Debieron transcurrir varias décadas hasta que, en julio de 2014, la exclusiva gestión de CFK dotó al ramal Once-Moreno, de unidades de novísima generación reparando en ese sentido un anhelo largamente acariciado por millones de pasajeros.
A diferencia de los viajes que solía realizar a la Capital Federal en este medio de locomoción en los tiempos de Cristina, donde al tren lo “sentía mío”, en estos momentos experimento la sensación que se lo han apropiado y exhiben orgullosos un logro que a este engendro de gobierno no le pertenece.

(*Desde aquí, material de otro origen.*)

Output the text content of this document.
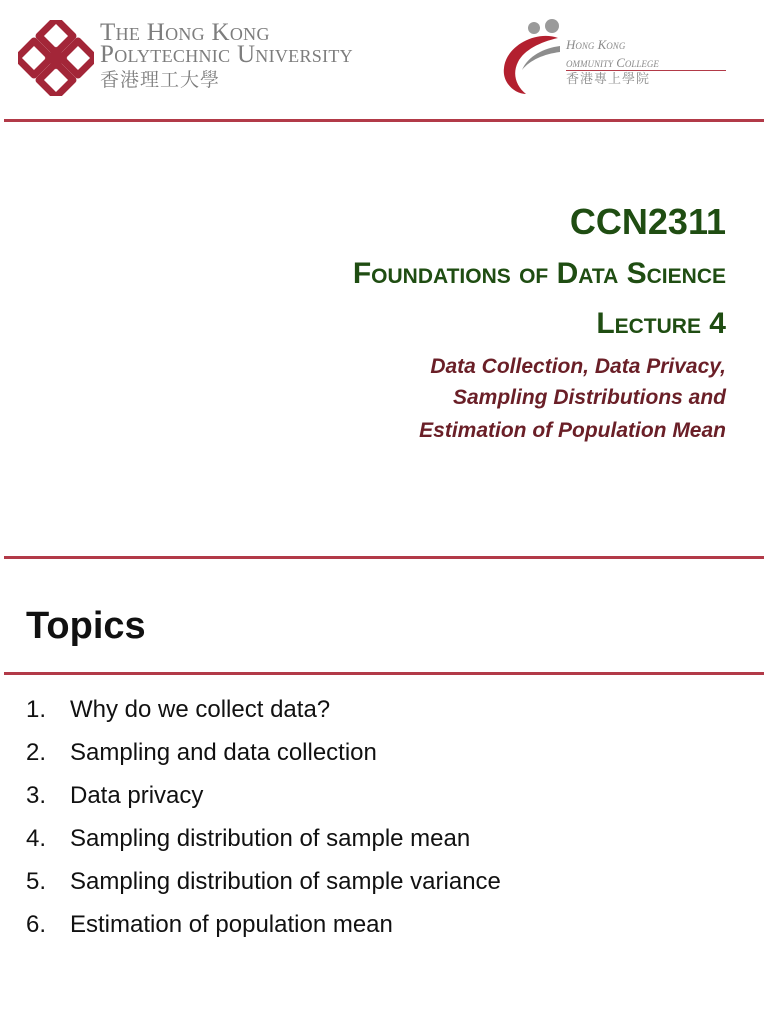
The Hong Kong
Polytechnic University
香港理工大學
Hong Kong
ommunity College
香港專上學院
CCN2311
Foundations of Data Science
Lecture 4
Data Collection, Data Privacy,
Sampling Distributions and
Estimation of Population Mean
Topics
1. Why do we collect data?
2. Sampling and data collection
3. Data privacy
4. Sampling distribution of sample mean
5. Sampling distribution of sample variance
6. Estimation of population mean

Si bien nunca faltaron los buscas, vendedores ambulantes de todo aquello que pueda ser comprado, hubo tiempos no tan lejanos donde su presencia, producto de una bonanza innegable había disminuido, constituyendo casi una rareza su voceo recitando las bondades de todo lo imaginable (o no).
La crisis inconmensurable a que este grupo de desfachatados sometió al país, provocó una súbita reaparición de compatriotas que abandonarán sus casas quien sabe a qué hora, siendo incierta la sus regresos, y que por necesidad renunciaron a viejos códigos no escritos, como por ejemplo esperar el paso de un colega por el vagón para ofrecer lo suyo, siendo así que, a despecho de sus cuerdas vocales, rivalizan a los gritos en pos de imponer “tres prácticas tijeras por cincuenta pesos, pebetes recién elaborados, café “calientito”, a lo’ pancho’, a la Coca , las pinturitas para los más chiquitos” y muchas, muchísimas chucherías más.

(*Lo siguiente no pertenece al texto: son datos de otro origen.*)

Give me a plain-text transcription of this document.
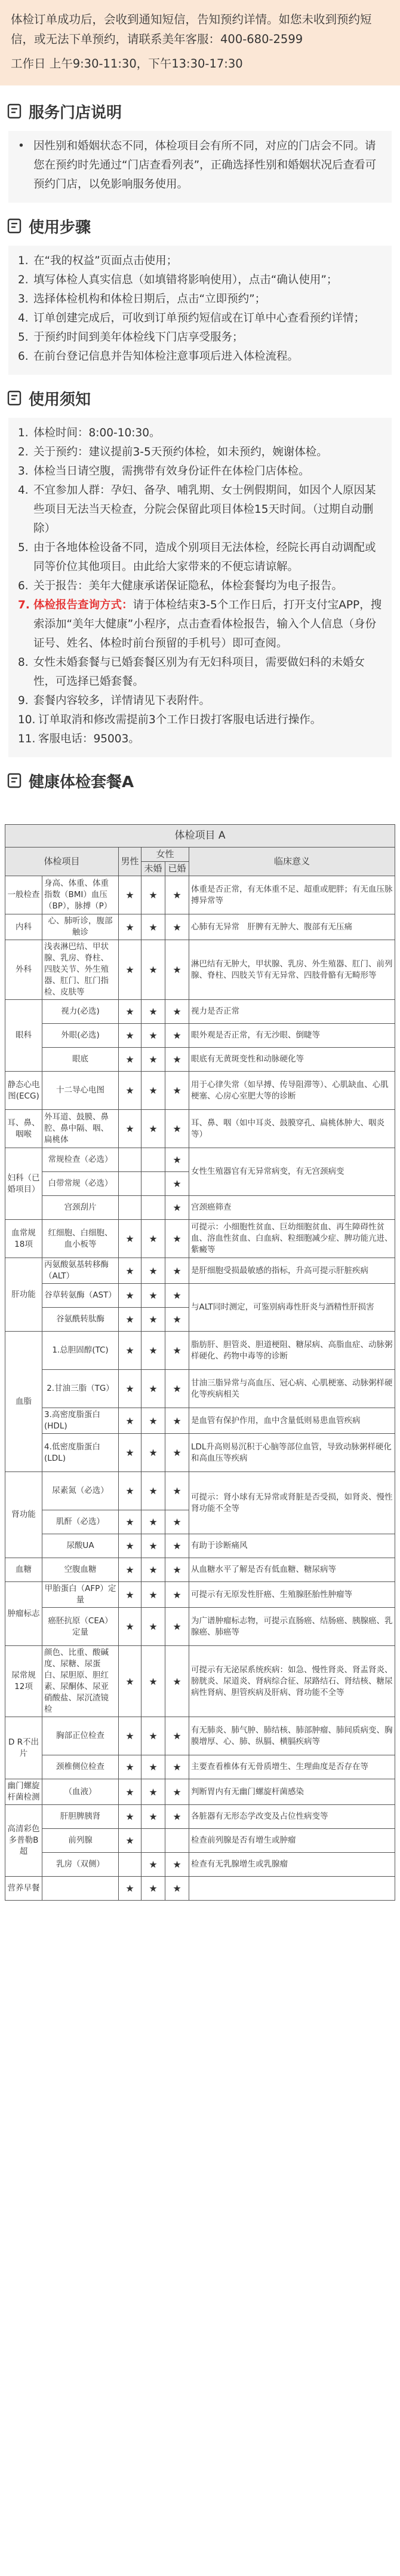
体检订单成功后，会收到通知短信，告知预约详情。如您未收到预约短信，或无法下单预约，请联系美年客服：400-680-2599

工作日 上午9:30-11:30，下午13:30-17:30

服务门店说明
• 因性别和婚姻状态不同，体检项目会有所不同，对应的门店会不同。请您在预约时先通过“门店查看列表”，正确选择性别和婚姻状况后查看可预约门店，以免影响服务使用。
使用步骤
1. 在“我的权益”页面点击使用；
2. 填写体检人真实信息（如填错将影响使用），点击“确认使用”；
3. 选择体检机构和体检日期后，点击“立即预约”；
4. 订单创建完成后，可收到订单预约短信或在订单中心查看预约详情；
5. 于预约时间到美年体检线下门店享受服务；
6. 在前台登记信息并告知体检注意事项后进入体检流程。
使用须知
1. 体检时间：8:00-10:30。
2. 关于预约：建议提前3-5天预约体检，如未预约，婉谢体检。
3. 体检当日请空腹，需携带有效身份证件在体检门店体检。
4. 不宜参加人群：孕妇、备孕、哺乳期、女士例假期间，如因个人原因某些项目无法当天检查，分院会保留此项目体检15天时间。（过期自动删除）
5. 由于各地体检设备不同，造成个别项目无法体检，经院长再自动调配或同等价位其他项目。由此给大家带来的不便忘请谅解。
6. 关于报告：美年大健康承诺保证隐私，体检套餐均为电子报告。
7. 体检报告查询方式：请于体检结束3-5个工作日后，打开支付宝APP，搜索添加“美年大健康”小程序，点击查看体检报告，输入个人信息（身份证号、姓名、体检时前台预留的手机号）即可查阅。
8. 女性未婚套餐与已婚套餐区别为有无妇科项目，需要做妇科的未婚女性，可选择已婚套餐。
9. 套餐内容较多，详情请见下表附件。
10. 订单取消和修改需提前3个工作日拨打客服电话进行操作。
11. 客服电话：95003。
健康体检套餐A
体检项目 A					
体检项目		男性	女性		临床意义
			未婚	已婚	
一般检查	身高、体重、体重指数（BMI）血压（BP），脉搏（P）	★	★	★	体重是否正常，有无体重不足、超重或肥胖；有无血压脉搏异常等
内科	心、肺听诊，腹部触诊	★	★	★	心肺有无异常　肝脾有无肿大、腹部有无压痛
外科	浅表淋巴结、甲状腺、乳房、脊柱、四肢关节、外生殖器、肛门、肛门指检、皮肤等	★	★	★	淋巴结有无肿大，甲状腺、乳房、外生殖器、肛门、前列腺、脊柱、四肢关节有无异常、四肢骨骼有无畸形等
眼科	视力(必选)	★	★	★	视力是否正常
	外眼(必选)	★	★	★	眼外观是否正常，有无沙眼、倒睫等
	眼底	★	★	★	眼底有无黄斑变性和动脉硬化等
静态心电图(ECG)	十二导心电图	★	★	★	用于心律失常（如早搏、传导阻滞等）、心肌缺血、心肌梗塞、心房心室肥大等的诊断
耳、鼻、咽喉	外耳道、鼓膜、鼻腔、鼻中隔、咽、扁桃体	★	★	★	耳、鼻、咽（如中耳炎、鼓膜穿孔、扁桃体肿大、咽炎等）
妇科（已婚项目）	常规检查（必选）			★	女性生殖器官有无异常病变，有无宫颈病变
	白带常规（必选）			★	
	宫颈刮片			★	宫颈癌筛查
血常规18项	红细胞、白细胞、血小板等	★	★	★	可提示：小细胞性贫血、巨幼细胞贫血、再生障碍性贫血、溶血性贫血、白血病、粒细胞减少症、脾功能亢进、紫癜等
肝功能	丙氨酸氨基转移酶（ALT）	★	★	★	是肝细胞受损最敏感的指标，升高可提示肝脏疾病
	谷草转氨酶（AST）	★	★	★	与ALT同时测定，可鉴别病毒性肝炎与酒精性肝损害
	谷氨酰转肽酶	★	★	★	
血脂	1.总胆固醇(TC)	★	★	★	脂肪肝、胆管炎、胆道梗阻、糖尿病、高脂血症、动脉粥样硬化、药物中毒等的诊断
	2.甘油三脂（TG）	★	★	★	甘油三脂异常与高血压、冠心病、心肌梗塞、动脉粥样硬化等疾病相关
	3.高密度脂蛋白(HDL)	★	★	★	是血管有保护作用，血中含量低则易患血管疾病
	4.低密度脂蛋白(LDL)	★	★	★	LDL升高则易沉积于心脑等部位血管，导致动脉粥样硬化和高血压等疾病
肾功能	尿素氮（必选）	★	★	★	可提示：肾小球有无异常或肾脏是否受损，如肾炎、慢性肾功能不全等
	肌酐（必选）	★	★	★	
	尿酸UA	★	★	★	有助于诊断痛风
血糖	空腹血糖	★	★	★	从血糖水平了解是否有低血糖、糖尿病等
肿瘤标志	甲胎蛋白（AFP）定量	★	★	★	可提示有无原发性肝癌、生殖腺胚胎性肿瘤等
	癌胚抗原（CEA）定量	★	★	★	为广谱肿瘤标志物，可提示直肠癌、结肠癌、胰腺癌、乳腺癌、肺癌等
尿常规12项	颜色、比重、酸碱度、尿糖、尿蛋白、尿胆原、胆红素、尿酮体、尿亚硝酸盐、尿沉渣镜检	★	★	★	可提示有无泌尿系统疾病：如急、慢性肾炎、肾盂肾炎、膀胱炎、尿道炎、肾病综合征、尿路结石、肾结核、糖尿病性肾病、胆管疾病及肝病、肾功能不全等
D R不出片	胸部正位检查	★	★	★	有无肺炎、肺气肿、肺结核、肺部肿瘤、肺间质病变、胸膜增厚、心、肺、纵膈、横膈疾病等
	颈椎侧位检查	★	★	★	主要查看椎体有无骨质增生、生理曲度是否存在等
幽门螺旋杆菌检测	（血液）	★	★	★	判断胃内有无幽门螺旋杆菌感染
高清彩色多普勒B超	肝胆脾胰肾	★	★	★	各脏器有无形态学改变及占位性病变等
	前列腺	★			检查前列腺是否有增生或肿瘤
	乳房（双侧）		★	★	检查有无乳腺增生或乳腺瘤
营养早餐		★	★	★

No son las únicas víctimas de un sistema que nos cambió el país y la vida en tan solo un año y pico, puesto que sumados a quienes -miserablemente- aún pueden valerse por sus medios, tenemos que añadirle la inmensa legión de desocupados, cantantes, guitarristas, charanguistas, niños y lisiados que claman por una moneda, aún por la más insignificante, ya que de ella depende alguna mísera caloría para su subsistencia.

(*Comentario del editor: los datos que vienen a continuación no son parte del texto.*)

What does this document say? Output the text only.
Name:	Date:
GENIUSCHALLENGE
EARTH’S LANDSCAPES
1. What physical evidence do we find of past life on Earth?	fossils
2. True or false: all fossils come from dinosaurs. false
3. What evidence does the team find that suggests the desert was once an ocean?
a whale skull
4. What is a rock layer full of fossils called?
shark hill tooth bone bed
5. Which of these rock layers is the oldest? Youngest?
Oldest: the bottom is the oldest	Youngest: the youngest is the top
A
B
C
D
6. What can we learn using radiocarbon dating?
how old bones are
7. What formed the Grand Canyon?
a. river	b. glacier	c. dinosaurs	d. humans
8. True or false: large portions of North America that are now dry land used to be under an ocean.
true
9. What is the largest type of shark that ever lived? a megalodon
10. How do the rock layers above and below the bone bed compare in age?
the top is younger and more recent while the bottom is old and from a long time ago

No es el final soñado para este relato que comenzó con las delicias de un viaje con ventanillas abiertas y un viento que te acariciaba la cara a los siete años, y este casi setentón que no ceja en sus empeños de recuperar lo perdido, de poder volver a sentir que está viajando en “su tren”, de intentar persuadir en charlas en los mismos vagones de la necesidad de revertir esta pesadilla y de proclamar, en definitiva, que no se rinde.